En este sentido, el autocuidado también puede considerarse un acto de responsabilidad, ya que el malestar del cuidador afecta al paciente. Es decir, cuidándonos a nosotros mismos somos capaces de generar una especie de efecto mariposa que mejora el cuidado que podemos ofrecer a los demás.
Además, sabemos que aquellos profesionales que son capaces de generar un cambio en cuanto a su rol y su contribución a aliviar el sufrimiento de los demás tienen un menor riesgo de sufrir fatiga por compasión.

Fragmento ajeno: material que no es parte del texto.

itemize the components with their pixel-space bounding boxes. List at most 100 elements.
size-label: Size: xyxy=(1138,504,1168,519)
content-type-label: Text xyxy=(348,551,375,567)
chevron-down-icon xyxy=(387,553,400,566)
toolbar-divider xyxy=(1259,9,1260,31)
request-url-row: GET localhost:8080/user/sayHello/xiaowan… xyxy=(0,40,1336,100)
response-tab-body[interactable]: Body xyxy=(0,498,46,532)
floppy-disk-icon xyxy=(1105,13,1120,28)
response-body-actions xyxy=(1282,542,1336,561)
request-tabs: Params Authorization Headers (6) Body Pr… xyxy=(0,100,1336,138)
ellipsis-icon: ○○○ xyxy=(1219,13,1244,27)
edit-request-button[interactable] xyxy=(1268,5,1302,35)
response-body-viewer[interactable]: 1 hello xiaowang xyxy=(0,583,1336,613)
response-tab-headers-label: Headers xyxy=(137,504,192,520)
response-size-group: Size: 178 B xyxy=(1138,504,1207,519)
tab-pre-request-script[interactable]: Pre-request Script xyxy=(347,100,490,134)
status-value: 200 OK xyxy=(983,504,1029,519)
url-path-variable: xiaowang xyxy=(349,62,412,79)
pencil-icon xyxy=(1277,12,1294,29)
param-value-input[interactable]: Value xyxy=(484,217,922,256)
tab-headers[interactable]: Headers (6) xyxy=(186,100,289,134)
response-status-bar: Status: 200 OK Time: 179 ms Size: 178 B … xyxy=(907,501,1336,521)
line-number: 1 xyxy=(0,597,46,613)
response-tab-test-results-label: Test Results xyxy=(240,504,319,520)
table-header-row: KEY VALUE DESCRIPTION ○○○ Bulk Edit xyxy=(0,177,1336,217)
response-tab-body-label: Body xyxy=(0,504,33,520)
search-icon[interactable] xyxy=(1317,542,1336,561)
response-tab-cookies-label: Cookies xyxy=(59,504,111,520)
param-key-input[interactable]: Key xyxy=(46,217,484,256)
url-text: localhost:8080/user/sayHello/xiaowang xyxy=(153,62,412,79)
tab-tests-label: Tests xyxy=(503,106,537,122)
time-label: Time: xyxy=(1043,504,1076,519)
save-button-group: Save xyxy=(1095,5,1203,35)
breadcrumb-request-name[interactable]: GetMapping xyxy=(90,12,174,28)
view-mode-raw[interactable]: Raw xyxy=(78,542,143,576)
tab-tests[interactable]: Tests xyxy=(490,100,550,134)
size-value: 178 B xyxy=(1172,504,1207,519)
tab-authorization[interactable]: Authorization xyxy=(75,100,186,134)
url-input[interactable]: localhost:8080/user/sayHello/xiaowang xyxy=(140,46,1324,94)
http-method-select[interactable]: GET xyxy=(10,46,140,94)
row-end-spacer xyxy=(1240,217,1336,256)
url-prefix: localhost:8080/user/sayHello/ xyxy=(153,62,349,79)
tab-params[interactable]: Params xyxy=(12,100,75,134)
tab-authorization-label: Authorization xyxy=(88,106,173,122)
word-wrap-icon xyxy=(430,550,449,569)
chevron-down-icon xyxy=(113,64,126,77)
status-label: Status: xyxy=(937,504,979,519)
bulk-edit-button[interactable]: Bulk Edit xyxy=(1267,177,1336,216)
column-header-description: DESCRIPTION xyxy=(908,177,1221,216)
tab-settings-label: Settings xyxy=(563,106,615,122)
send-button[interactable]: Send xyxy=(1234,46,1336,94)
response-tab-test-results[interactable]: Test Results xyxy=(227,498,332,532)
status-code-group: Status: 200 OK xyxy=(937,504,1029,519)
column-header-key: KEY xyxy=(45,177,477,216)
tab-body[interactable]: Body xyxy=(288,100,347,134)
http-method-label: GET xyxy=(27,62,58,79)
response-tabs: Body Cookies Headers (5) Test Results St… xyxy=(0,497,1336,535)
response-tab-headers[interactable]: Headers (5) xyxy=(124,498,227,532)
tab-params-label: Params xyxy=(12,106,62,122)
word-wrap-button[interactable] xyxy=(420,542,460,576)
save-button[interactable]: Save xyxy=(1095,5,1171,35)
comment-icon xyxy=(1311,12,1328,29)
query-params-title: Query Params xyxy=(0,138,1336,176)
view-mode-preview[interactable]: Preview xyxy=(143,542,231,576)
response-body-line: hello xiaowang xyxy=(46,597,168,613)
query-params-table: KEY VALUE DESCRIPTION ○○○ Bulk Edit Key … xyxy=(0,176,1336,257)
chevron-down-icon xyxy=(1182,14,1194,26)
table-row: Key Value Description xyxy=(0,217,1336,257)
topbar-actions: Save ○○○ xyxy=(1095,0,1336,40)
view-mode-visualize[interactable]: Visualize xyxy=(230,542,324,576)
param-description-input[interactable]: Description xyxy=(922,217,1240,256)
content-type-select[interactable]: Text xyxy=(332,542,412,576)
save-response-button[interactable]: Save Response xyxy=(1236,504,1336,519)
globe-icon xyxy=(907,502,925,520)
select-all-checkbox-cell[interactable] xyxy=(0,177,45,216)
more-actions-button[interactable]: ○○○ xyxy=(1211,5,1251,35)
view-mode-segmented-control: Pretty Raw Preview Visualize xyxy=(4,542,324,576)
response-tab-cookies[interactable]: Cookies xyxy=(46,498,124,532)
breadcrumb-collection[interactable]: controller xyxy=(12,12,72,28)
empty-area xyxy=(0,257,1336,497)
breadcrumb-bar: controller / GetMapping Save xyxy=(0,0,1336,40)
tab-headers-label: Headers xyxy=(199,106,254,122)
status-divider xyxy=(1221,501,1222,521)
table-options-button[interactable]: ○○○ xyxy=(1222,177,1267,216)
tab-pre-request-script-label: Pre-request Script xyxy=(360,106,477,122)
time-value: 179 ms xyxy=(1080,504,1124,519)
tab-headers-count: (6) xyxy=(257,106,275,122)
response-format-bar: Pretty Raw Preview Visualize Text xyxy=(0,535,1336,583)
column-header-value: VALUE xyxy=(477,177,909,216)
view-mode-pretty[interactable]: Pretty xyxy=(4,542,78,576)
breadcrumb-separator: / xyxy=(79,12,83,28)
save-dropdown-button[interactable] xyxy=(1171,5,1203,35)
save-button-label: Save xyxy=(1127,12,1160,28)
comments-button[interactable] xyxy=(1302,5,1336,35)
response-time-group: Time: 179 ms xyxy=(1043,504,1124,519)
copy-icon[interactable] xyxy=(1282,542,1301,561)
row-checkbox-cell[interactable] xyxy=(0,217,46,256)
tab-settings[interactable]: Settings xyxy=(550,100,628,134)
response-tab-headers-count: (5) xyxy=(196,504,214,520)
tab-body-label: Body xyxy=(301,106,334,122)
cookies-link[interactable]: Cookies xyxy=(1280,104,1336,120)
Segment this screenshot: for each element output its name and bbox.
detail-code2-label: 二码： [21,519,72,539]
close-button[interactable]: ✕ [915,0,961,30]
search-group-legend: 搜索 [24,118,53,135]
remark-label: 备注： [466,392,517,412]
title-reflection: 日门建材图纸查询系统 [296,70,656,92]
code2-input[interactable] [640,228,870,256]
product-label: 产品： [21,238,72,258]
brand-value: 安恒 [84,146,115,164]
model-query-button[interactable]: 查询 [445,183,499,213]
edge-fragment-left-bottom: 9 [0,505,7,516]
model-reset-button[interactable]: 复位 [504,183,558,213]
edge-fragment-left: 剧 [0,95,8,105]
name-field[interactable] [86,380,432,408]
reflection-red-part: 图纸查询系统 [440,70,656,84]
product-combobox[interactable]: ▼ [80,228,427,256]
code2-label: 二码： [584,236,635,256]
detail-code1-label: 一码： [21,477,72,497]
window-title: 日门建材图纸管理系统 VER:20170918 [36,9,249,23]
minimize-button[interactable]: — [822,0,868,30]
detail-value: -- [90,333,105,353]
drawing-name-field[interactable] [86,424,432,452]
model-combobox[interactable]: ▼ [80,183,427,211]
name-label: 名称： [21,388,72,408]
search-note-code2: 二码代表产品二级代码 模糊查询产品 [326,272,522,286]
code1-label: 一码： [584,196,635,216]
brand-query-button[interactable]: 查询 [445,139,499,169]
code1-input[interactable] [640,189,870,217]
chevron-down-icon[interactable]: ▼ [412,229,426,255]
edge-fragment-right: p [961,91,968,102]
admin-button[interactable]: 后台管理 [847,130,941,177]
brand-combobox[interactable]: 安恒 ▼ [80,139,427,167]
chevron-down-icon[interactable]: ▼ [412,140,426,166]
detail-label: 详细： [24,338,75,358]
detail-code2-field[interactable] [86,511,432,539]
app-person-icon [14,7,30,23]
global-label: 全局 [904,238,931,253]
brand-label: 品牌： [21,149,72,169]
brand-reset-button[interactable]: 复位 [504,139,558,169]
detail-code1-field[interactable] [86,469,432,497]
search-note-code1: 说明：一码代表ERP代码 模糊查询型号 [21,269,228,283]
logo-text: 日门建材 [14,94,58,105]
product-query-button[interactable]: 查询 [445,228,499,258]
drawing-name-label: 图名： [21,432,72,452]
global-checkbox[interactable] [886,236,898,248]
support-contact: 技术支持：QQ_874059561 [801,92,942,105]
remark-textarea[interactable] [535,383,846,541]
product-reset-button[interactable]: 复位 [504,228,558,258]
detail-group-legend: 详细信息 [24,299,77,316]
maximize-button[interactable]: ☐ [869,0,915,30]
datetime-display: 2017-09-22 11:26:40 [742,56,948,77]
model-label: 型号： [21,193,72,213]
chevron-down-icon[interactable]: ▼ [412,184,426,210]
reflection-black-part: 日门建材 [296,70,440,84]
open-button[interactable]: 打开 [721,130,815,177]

Este fenómeno se conoce como placer de compasión.
Si un profesional toma conciencia de sus límites, valora su esfuerzo por cuidar de los demás, celebra sus logros e incluso amplía su perspectiva y se siente parte de un bien mayor, podrá compensar ese desgaste a través de la empatía.
Aplicado a los profesionales de cuidados paliativos, esto dejaría claro, por ejemplo, que el objetivo no es curar al paciente sino aliviar su sufrimiento; ser consciente de lo que fue posible lograr (reducir significativamente el dolor físico, emocional o espiritual del paciente); y sentir que están contribuyendo al bienestar de la sociedad mejorando la calidad de vida de las personas (y de sus seres queridos) para el resto de sus días.
Junto con las pautas de cuidado personal, esta lectura ayudará a inclinar la balanza profesional más hacia la satisfacción que hacia el agotamiento. Esto le brindará mayores recursos para afrontar situaciones de alto impacto emocional y le ayudará a redefinir el significado de su propio rol.